Sentido(s) da (im)permanência II

Na verdade não tem mais sentido dizer que isto ou aquilo é arte. (...) A crítica, em última análise, é uma forma de apropriação. O crítico co-cria a obra de arte, compartilha com o artista de sua autoria ao apropriar-se desta como matéria de reflexão do mundo. [1]

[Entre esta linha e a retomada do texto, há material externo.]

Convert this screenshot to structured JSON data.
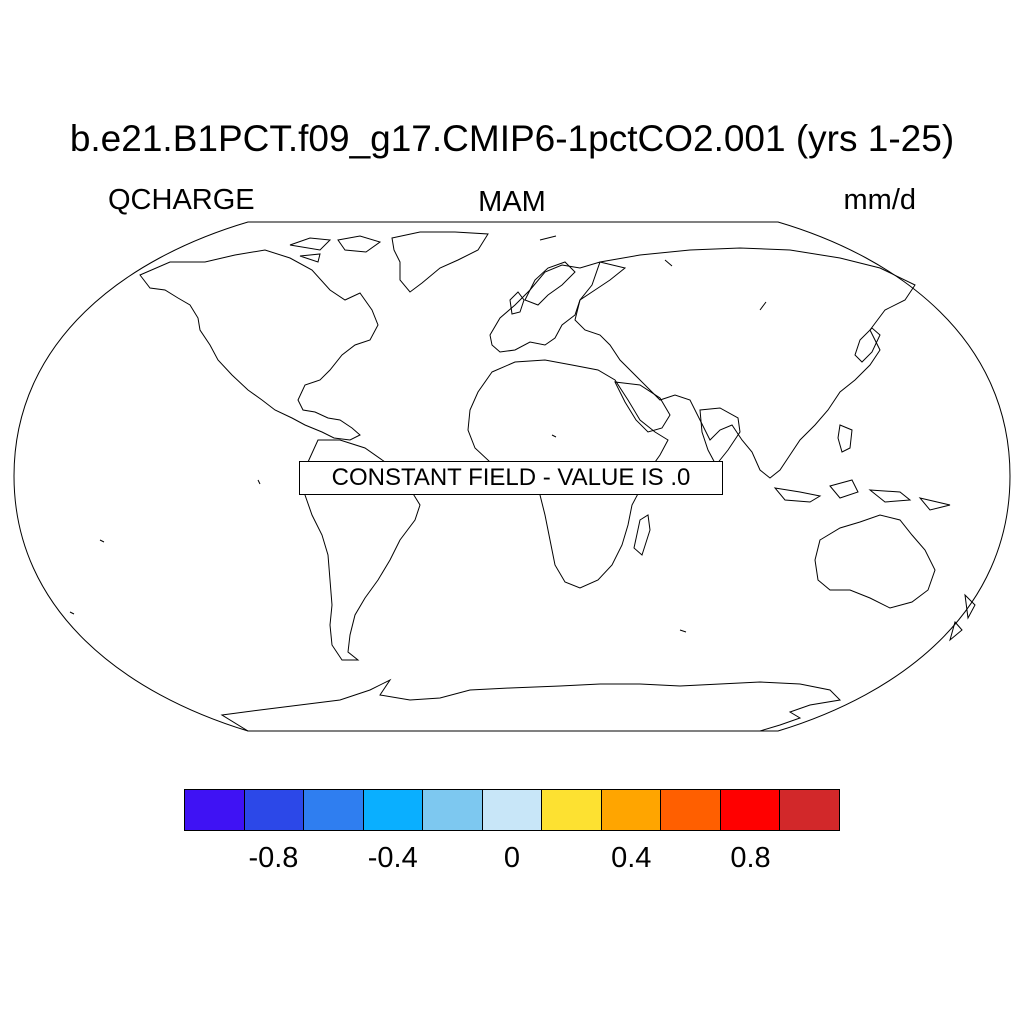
{
  "title": "b.e21.B1PCT.f09_g17.CMIP6-1pctCO2.001 (yrs 1-25)",
  "left_label": "QCHARGE",
  "center_label": "MAM",
  "right_label": "mm/d",
  "message": "CONSTANT FIELD - VALUE IS .0",
  "colorbar": {
    "colors": [
      "#3f12f4",
      "#2c48e8",
      "#2f7ef0",
      "#0aafff",
      "#7dc8f0",
      "#c8e6f8",
      "#fde131",
      "#ffa500",
      "#ff5f00",
      "#ff0000",
      "#d2282a"
    ],
    "labels": [
      "-0.8",
      "-0.4",
      "0",
      "0.4",
      "0.8"
    ],
    "label_values": [
      -0.8,
      -0.4,
      0,
      0.4,
      0.8
    ],
    "levels": [
      -1.0,
      -0.8,
      -0.6,
      -0.4,
      -0.2,
      0,
      0.2,
      0.4,
      0.6,
      0.8,
      1.0
    ]
  },
  "projection": "Robinson"
}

   Encontrar documentos relacionados a determinados projetos de arte é tê-los integrante de um acontecimento, daquilo que é visível como trabalho de arte. A produção que advém do artista se conjuga com a produção dos sistemas de visibilidade, tanto nos pequenos quanto nos circuitos de grande porte. Sem esses materiais, suportes de visibilidade de um acontecimento, o trabalho de arte e sua exibição estariam fadados ao desaparecimento, ou melhor, ao não aparecimento nos circuitos em que ele deseja pertencer.
Os materiais decorrentes de obras em exibição, ou em processo, apontam para um projeto poético visível e experienciável. Muito da experiência possível, entretanto, se perde na transcrição do trabalho, seja pelos autores serem diferentes, por não ser o objetivo da transcrição carregar uma poética, ou pelo distanciamento da experiência geratriz. As perdas permanecem evidentes. Pelas evidências de perda, no entanto, desponta um caminho a ser percorrido, aquele não recuperável, que se constitui como sobra indecifrável das vivências, mas experienciável e aberto à invenção. Qual é a dimensão das ‘sobras’ na constituição da memória? O que permanece na realização de projetos de arte e ainda mais, o que permanece latente nos acontecimentos das obras e artistas que circularam nos meios de visibilidade da arte?
A montagem de um arquivo opera na dupla dimensão da perda: aquilo que ele deixa escapar quando é feita a seleção para montagem e aquilo da experiência que ele perde na operação de documentar, por exemplo, o todo fotografável.[2] O meu trabalho textual se conjuga na dimensão ambígua da palavra “perda” quando referida aos arquivos e aos frutos de sua operação de constituição: aquilo da experiência que se perde na elaboração pela linguagem e aquilo que está perdido diante das diretrizes institucionais.
Tais registros funcionam como uma alavanca, um trampolim, uma mola para a imaginação: impulsionar a experiência, fazer viver algo que ocorrera em outro momento e de outra forma. Trata-se de trabalhos que possuem características diferentes das produções artísticas tradicionais. Incorporam, por exemplo, a participação, a relação, a transformação, a impermanência, o acaso, o cotidiano e a temporalidade, e muitas vezes possuem existência material efêmera e circunstancial. (...) A liberdade do vivenciado em outros momentos pode encontrar uma abertura no presente, um olhar no presente sobre ela: alguém produziu intensidade, isso foi possível, por que não aqui? Por que não agora?[3]  

ARTHUR DO CARMO


[1] Frederico Morais. A crise da hora atual. Rio de Janeiro: Paz e Terra, 1975, p.30 e 36.
[2] “Na realidade, (...) o fotógrafo somente pode fotografar o fotografável, isto é, o que está (previamente) inscrito no aparelho. E para que algo seja fotografável, deve ser transcodificado em cena. O fotógrafo não pode fotografar processos.” FLUSSER, Vilém. Filosofia da Caixa Preta: ensaios para uma futura filosofia da fotografia. Rio de Janeiro: Relume Dumará, 2002, p. 31. 
[3] Hélio Fervenza. Registros sobre deslocamentos nos registros da arte. In.: Dispositivos de registro na arte contemporânea. Luiz Cláudio da Costa (org.). Rio de Janeiro: Editota Contra Capa & FAPERJ, 2010, p. 45. Houve mudanças nos tempos verbais da citação. N.A.